In June 2002 Iran’s Council of Guardians, a committee of 12 senior clerics, vetoed a bill passed by the Majlis (Iran’s Parliament) that would have placed certain restrictions on the use of torture, and would have limited the judicial use of confessions obtained under duress. Yet even that bill would have provided inadequate protections against torture. For example, it would have set no limit on the length of time which a person could be detained incommunicado, and would have exempted from its protections of certain categories of arrestees, including “mofsed fil arz" ("corruptors of the earth"), a general category for dissidents or "moral offenders" which could also be interpreted to include homosexuals. The refusal of Iran’s government to enact even rudimentary safeguards against torture sends a clear message to legal authorities that confessions can be obtained from arrestees by any means. In both word and deed, the Iranian government has continued to stigmatize certain categories of arrestees as undeserving of even the most minimal protections(5).
In March 2009, The Army of Guardians of the Islamic Revolution of Iran (Sepah-e Pasdaran) announced that they had discovered corruption in the largest network of online activities, and had dismantled it. Several official news releases indicated that the moderators and members of certain websites such as Avizoon, XPersia, and BiaKlip were arrested, interrogated and identified as the perpetrators of a cyber "velvet revolution” (a non-violent gentle revolution). The groups’ photos, names, and their online aliases were published on a website run by Sepah-e Pasdaran(6). Moreover, the identities of some of the arrested individuals have been exposed on national television as confessing to their "crimes". Since that time, two other websites and a number of individuals have also been arrested and publicly accused of hosting illegal content.
The Iranian government recently passed a bill on "Internet Crimes." This bill allows a judge to issue a sentence of either execution or extreme punishment for those caught hosting or distributing content that is "anti-religious, pornographic, or uncomplimentary to government officials." According to the Iranian Penal Code, homosexuality is considered obscene, and same-sex acts are crimes punishable by death. Also implicit in the penal code is the permitting of male kin to commit "honor killings" on homosexual or transsexual members of their families. The websites that contained any reference to homosexuality were the first ones to be dismantled and their moderators intimidated. These incidents all constitute attempts by the Iranian authorities to silence human and civil rights activists, as well as gay, lesbian, bisexual and transgender bloggers whose only means of communicating with the outside world and one another is through posting on the internet.
Accusations against the bloggers from the Iranian courts may include "publishing stories and articles containing obscene and unethical sexual relationships" and referring to extra-marital and same-sex relationships. In one well-known case in Iran, a man and a woman had allegedly published "stories and articles on same-sex sexuality" and were arrested for it, though neither of the two identified as gay, lesbian or bisexual. Asqar R.L.A., a 39-year-old male residing in Shiraz, and Maryam G., a 27-year-old female residing in Yazd, have been accused of and have confessed to publishing articles and stories on same-sex relationships and spreading "homosexuality" among the youth in Iran(7).

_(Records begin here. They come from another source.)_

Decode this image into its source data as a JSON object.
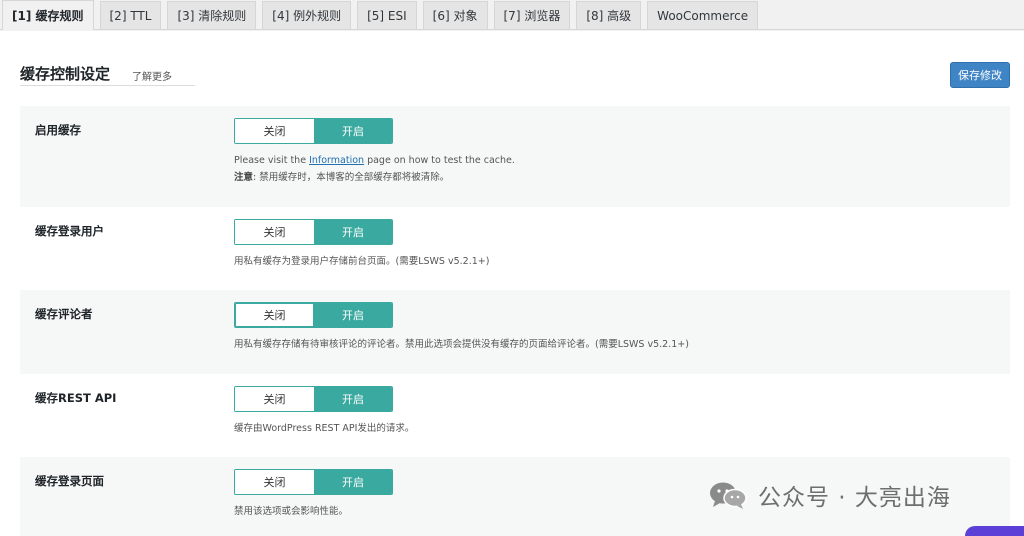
{
  "tabs": [
    {
      "label": "[1] 缓存规则",
      "active": true
    },
    {
      "label": "[2] TTL"
    },
    {
      "label": "[3] 清除规则"
    },
    {
      "label": "[4] 例外规则"
    },
    {
      "label": "[5] ESI"
    },
    {
      "label": "[6] 对象"
    },
    {
      "label": "[7] 浏览器"
    },
    {
      "label": "[8] 高级"
    },
    {
      "label": "WooCommerce"
    }
  ],
  "section": {
    "title": "缓存控制设定",
    "learn_more": "了解更多"
  },
  "save_label": "保存修改",
  "toggle": {
    "off": "关闭",
    "on": "开启"
  },
  "settings": [
    {
      "label": "启用缓存",
      "desc_pre": "Please visit the ",
      "desc_link": "Information",
      "desc_post": " page on how to test the cache.",
      "note_label": "注意",
      "note_text": ": 禁用缓存时，本博客的全部缓存都将被清除。"
    },
    {
      "label": "缓存登录用户",
      "desc": "用私有缓存为登录用户存储前台页面。(需要LSWS v5.2.1+)"
    },
    {
      "label": "缓存评论者",
      "desc": "用私有缓存存储有待审核评论的评论者。禁用此选项会提供没有缓存的页面给评论者。(需要LSWS v5.2.1+)"
    },
    {
      "label": "缓存REST API",
      "desc": "缓存由WordPress REST API发出的请求。"
    },
    {
      "label": "缓存登录页面",
      "desc": "禁用该选项或会影响性能。"
    }
  ],
  "watermark": {
    "text": "公众号 · 大亮出海",
    "icon": "wechat-icon"
  },
  "colors": {
    "accent": "#3aa99f",
    "save_button": "#3f85c6",
    "link": "#2271b1"
  }
}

So far, four of the detainees in the aforementioned cases confessed to publishing illegal sexual material online. Since same-sex acts are punishable by death, and promoting queer activities is considered "moral" actions against the state and the laws of Iran, unjust arrests, persecution and executions of members, friends and allies of Iranian queer communities will continue to increase. The recent arrests and exposure of the names of well-known gay bloggers in Iran revealed to all what the new decree targeting the queer internet community in Iran is doing.
Queer bloggers in Iran form one of the strongest networks of bloggers in the region. They vigorously oppose homophobic legislation and criticize Iranian authorities for denying them their basic human rights. So far, a number of queer bloggers have removed their blogs in order to avoid investigation by the authorities. Some blogs, well known for their success in raising awareness of the absence of civil rights for queers in Iran’s constitution, have been filtered. A number of other queer bloggers received official letters from police informing them that they are being followed, and any content, including e-mails and published weblogs that can be traced back to them, will be considered criminal activity. The letter demands that the writers cease all internet communication.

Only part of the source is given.